Das Bundeskabinett will am Montag umfassende Maßnahmen auf den Weg bringen. Geplant ist unter anderem ein milliardenschweres Programm mit direkten Zuschüssen für kleine Firmen, Solo-Selbstständige und freie Berufe, die laut Entwurf in der Regel keine Kredite erhalten und über keine Sicherheiten oder weitere Einnahmen verfügten. Das Geld soll dem Vernehmen nach im April fließen. Der Bund will bis zu 50 Milliarden Euro bereitstellen.
Die Bundesregierung plant außerdem einen Rettungsfonds, der auch die Beteiligung des Staates an Großunternehmen ermöglichen soll. Bei Kredit-Sonderprogrammen für kleine und mittlere Firmen sind Nachbesserungen bei Haftungsregelungen angekündigt worden. Ewer sagte:
Die Freiberufler spüren bereits jetzt, dass sie nicht verschont bleiben.
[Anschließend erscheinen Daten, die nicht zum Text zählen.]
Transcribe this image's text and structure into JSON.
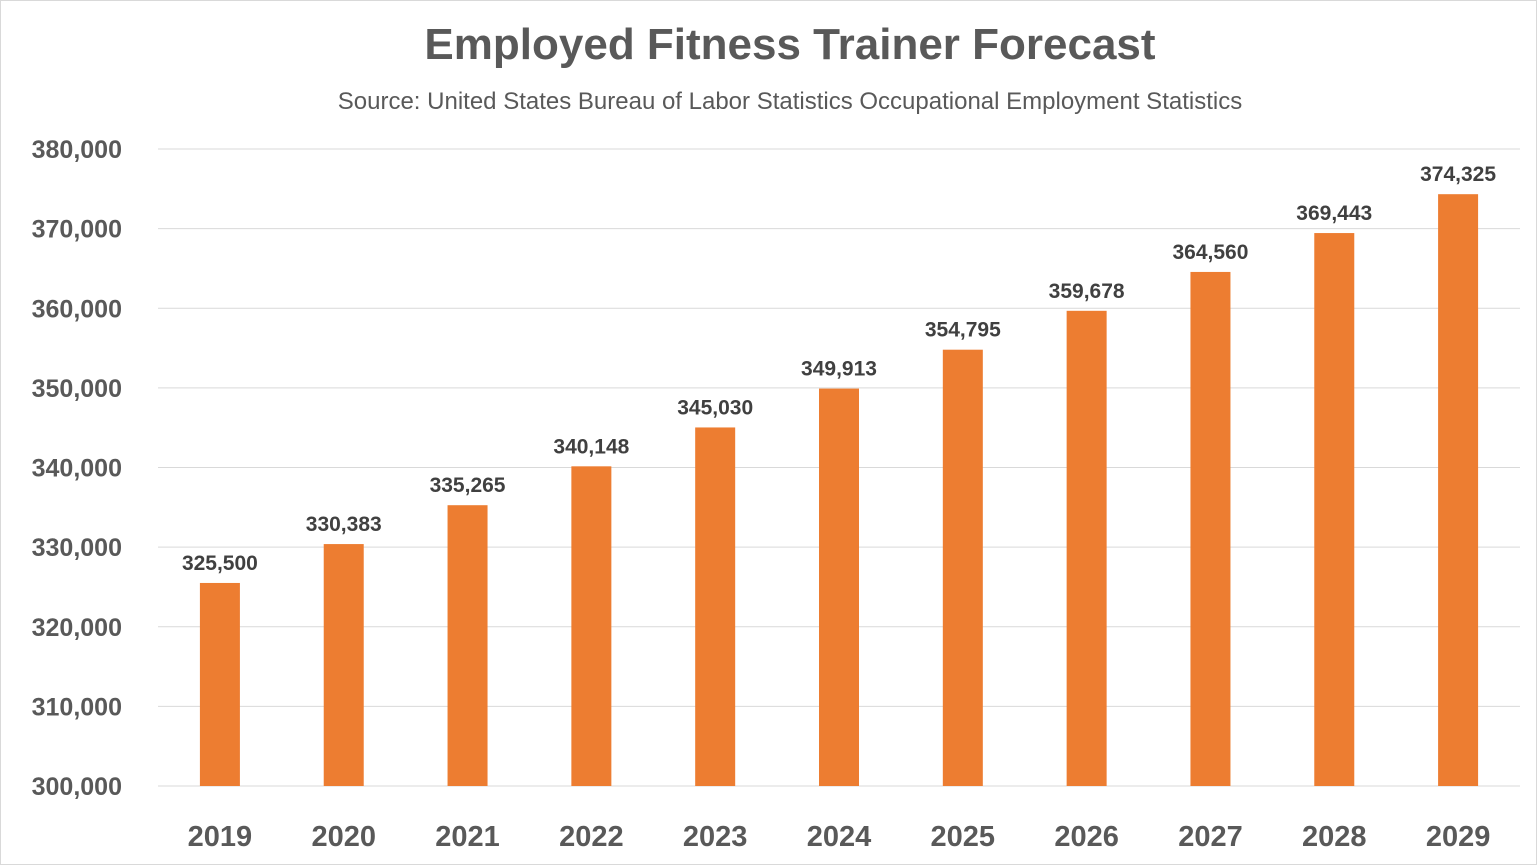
{
  "chart_data": {
    "type": "bar",
    "title": "Employed Fitness Trainer Forecast",
    "subtitle": "Source: United States Bureau of Labor Statistics Occupational Employment Statistics",
    "categories": [
      "2019",
      "2020",
      "2021",
      "2022",
      "2023",
      "2024",
      "2025",
      "2026",
      "2027",
      "2028",
      "2029"
    ],
    "values": [
      325500,
      330383,
      335265,
      340148,
      345030,
      349913,
      354795,
      359678,
      364560,
      369443,
      374325
    ],
    "data_labels": [
      "325,500",
      "330,383",
      "335,265",
      "340,148",
      "345,030",
      "349,913",
      "354,795",
      "359,678",
      "364,560",
      "369,443",
      "374,325"
    ],
    "ylim": [
      300000,
      380000
    ],
    "yticks": [
      "300,000",
      "310,000",
      "320,000",
      "330,000",
      "340,000",
      "350,000",
      "360,000",
      "370,000",
      "380,000"
    ],
    "xlabel": "",
    "ylabel": "",
    "grid": true,
    "legend": "none",
    "colors": {
      "bar": "#ED7D31",
      "grid": "#D9D9D9",
      "text": "#595959"
    }
  }
}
Die Lage ist ausgesprochen ernst, gerade für diejenigen Freiberufler, bei denen die Einnahmen von jetzt auf gleich durch die Krise unverschuldet weggebrochen sind und die keine üppigen Rücklagen haben.
Der Dehoga erklärte, es gehe um die Zukunft der 223.000 Unternehmen des Gastgewerbes mit über 2,4 Millionen Erwerbstätigen. "Unsere Betriebe haben eine große wirtschaftliche und gesellschaftliche Bedeutung für unser Land – in der Stadt wie in den Regionen."
Eben-Worlée sagte, ab Montag stoppten weite Teile der Autoindustrie ihre Produktion mit allen fatalen Konsequenzen für die meist mittelständischen Zulieferer. "Außerhalb Deutschlands sieht es nicht besser aus. Wenn demnächst die Ausfälle der Mitarbeiter steigen, drohen auch in den Bereichen, die noch einigermaßen laufen, Produktionsausfälle, dann können die Lieferketten reißen." Sehr viele an sich kerngesunde Unternehmen würden diese dramatische Lage nicht ohne unkonventionelle Hilfen der Regierung überleben.
Die von der Regierung beschlossene umfassende Liquiditätsversorgung für die Unternehmen sei richtig, aber an der Umsetzung hake es beängstigend, sagte Eben-Worlée mit Blick auf Kreditbedingungen. Der Staat müsse daher für eine Übergangszeit strauchelnde Unternehmen direkt unterstützen. Auch beim bereits erweiterten Kurzarbeitergeld brauche es Nachbesserungen.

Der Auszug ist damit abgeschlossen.